Most irons are assembled with the use of frequency slope. A baseline frequency is established with the mid irons (for testing, a 6-iron often is used). The long irons end up with softer shafts, the short irons with firmer shafts.

Pipkin, founder of Eagle Flight Golf (www.eagleflightgolf.com) in Phoenix, says he has a better way. Although it’s not a new idea, Pipkin has become its biggest proponent: He uses the same shaft frequency, or shaft stiffness, for all the clubs in a set.

This is sometimes called flat-line frequency. In an iron set the long-iron shafts became stronger and the short-iron shafts become softer.

“We’ve been told for years that the short irons will balloon (using a softer shaft),” Pipkin says. “It’s not true. We prove it wrong with our fitting system every day.”

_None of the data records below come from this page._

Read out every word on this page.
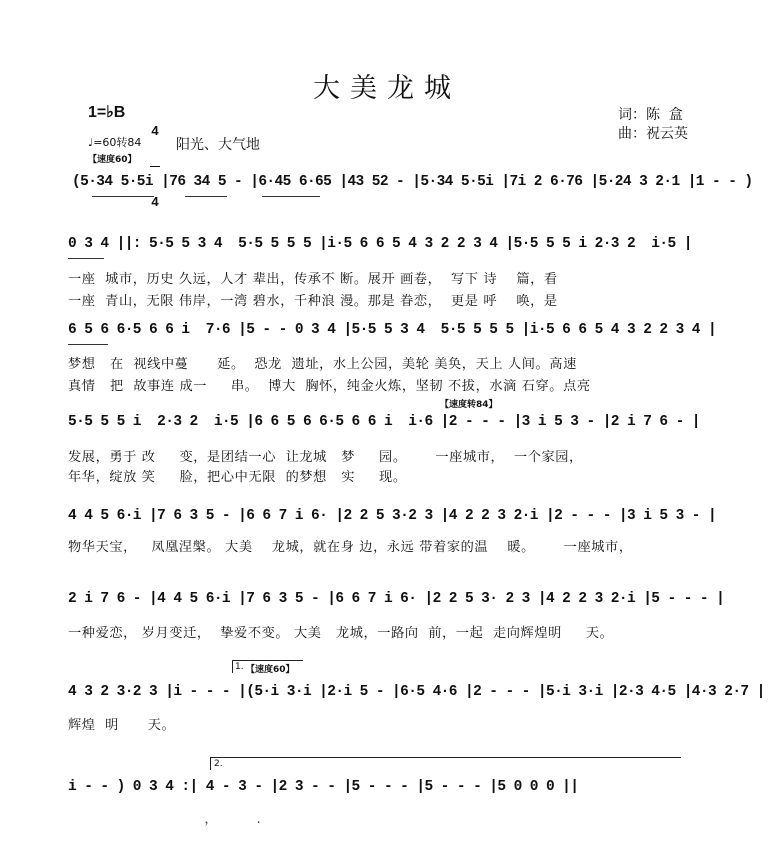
大美龙城
1=♭B

4

4

词：陈  盒
曲：祝云英
♩=60转84 阳光、大气地
【速度60】
(5·34 5·5i |76 34 5 - |6·45 6·65 |43 52 - |5·34 5·5i |7i 2 6·76 |5·24 3 2·1 |1 - - )
0 3 4 ||: 5·5 5 3 4  5·5 5 5 5 |i·5 6 6 5 4 3 2 2 3 4 |5·5 5 5 i 2·3 2  i·5 |
一座  城市，历史 久远，人才 辈出，传承不 断。展开 画卷，  写下 诗    篇，看
一座  青山，无限 伟岸，一湾 碧水，千种浪 漫。那是 眷恋，  更是 呼    唤，是
6 5 6 6·5 6 6 i  7·6 |5 - - 0 3 4 |5·5 5 3 4  5·5 5 5 5 |i·5 6 6 5 4 3 2 2 3 4 |
梦想   在  视线中蔓      延。  恐龙  遗址，水上公园，美轮 美奂，天上 人间。高速
真情   把  故事连 成一     串。  博大  胸怀，纯金火炼，坚韧 不拔，水滴 石穿。点亮
【速度转84】
5·5 5 5 i  2·3 2  i·5 |6 6 5 6 6·5 6 6 i  i·6 |2 - - - |3 i 5 3 - |2 i 7 6 - |
发展，勇于 改     变，是团结一心  让龙城   梦     园。      一座城市，  一个家园，
年华，绽放 笑     脸，把心中无限  的梦想   实     现。
4 4 5 6·i |7 6 3 5 - |6 6 7 i 6· |2 2 5 3·2 3 |4 2 2 3 2·i |2 - - - |3 i 5 3 - |
物华天宝，   凤凰涅槃。 大美    龙城，就在身 边，永远 带着家的温    暖。      一座城市，
2 i 7 6 - |4 4 5 6·i |7 6 3 5 - |6 6 7 i 6· |2 2 5 3· 2 3 |4 2 2 3 2·i |5 - - - |
一种爱恋， 岁月变迁，  挚爱不变。 大美   龙城，一路向  前，一起  走向辉煌明     天。
1. 【速度60】
4 3 2 3·2 3 |i - - - |(5·i 3·i |2·i 5 - |6·5 4·6 |2 - - - |5·i 3·i |2·3 4·5 |4·3 2·7 |
辉煌  明      天。
2.
i - - ) 0 3 4 :| 4 - 3 - |2 3 - - |5 - - - |5 - - - |5 0 0 0 ||
，        .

Mitch Voges, the former U.S. Amateur champion and founder of Max Out Golf, a custom golf club business in Sherman Oaks, Calif., is a doubter. “What you’re looking for is control,” Voges maintains. “You need stiffer shafts for more control in the short irons.”

Pipkin’s retort: “All I can say is that anybody who says that has not used our clubs. We can build a great set of clubs for a tour player or for an average golfer.”

David Lake / Single-length matching

When Tommy Armour Golf introduced its EQL clubs two decades ago, they were a huge flop. The theory was that all the woods were the same length (roughly that of a standard 5-wood) and all irons also were the same length (about that of a standard 6-iron).

This concept is not new, dating to the 1930s. Now, David Lake of 1 Iron Golf (www.1irongolf.com) has become its biggest champion.

“All you have to do is master one swing,” says Lake, located in Perrysburg, Ohio. “All the clubs are the same length, the clubheads are the same weight, and the shafts are the same flex.”

Skeptics claim that golfers have trouble adjusting to short irons and wedges with longer shafts, but Lake scoffs at such criticism. “The human body is amazing,” he says. “It can easily master this. With the exception of the loft angle, all the clubs are identical.”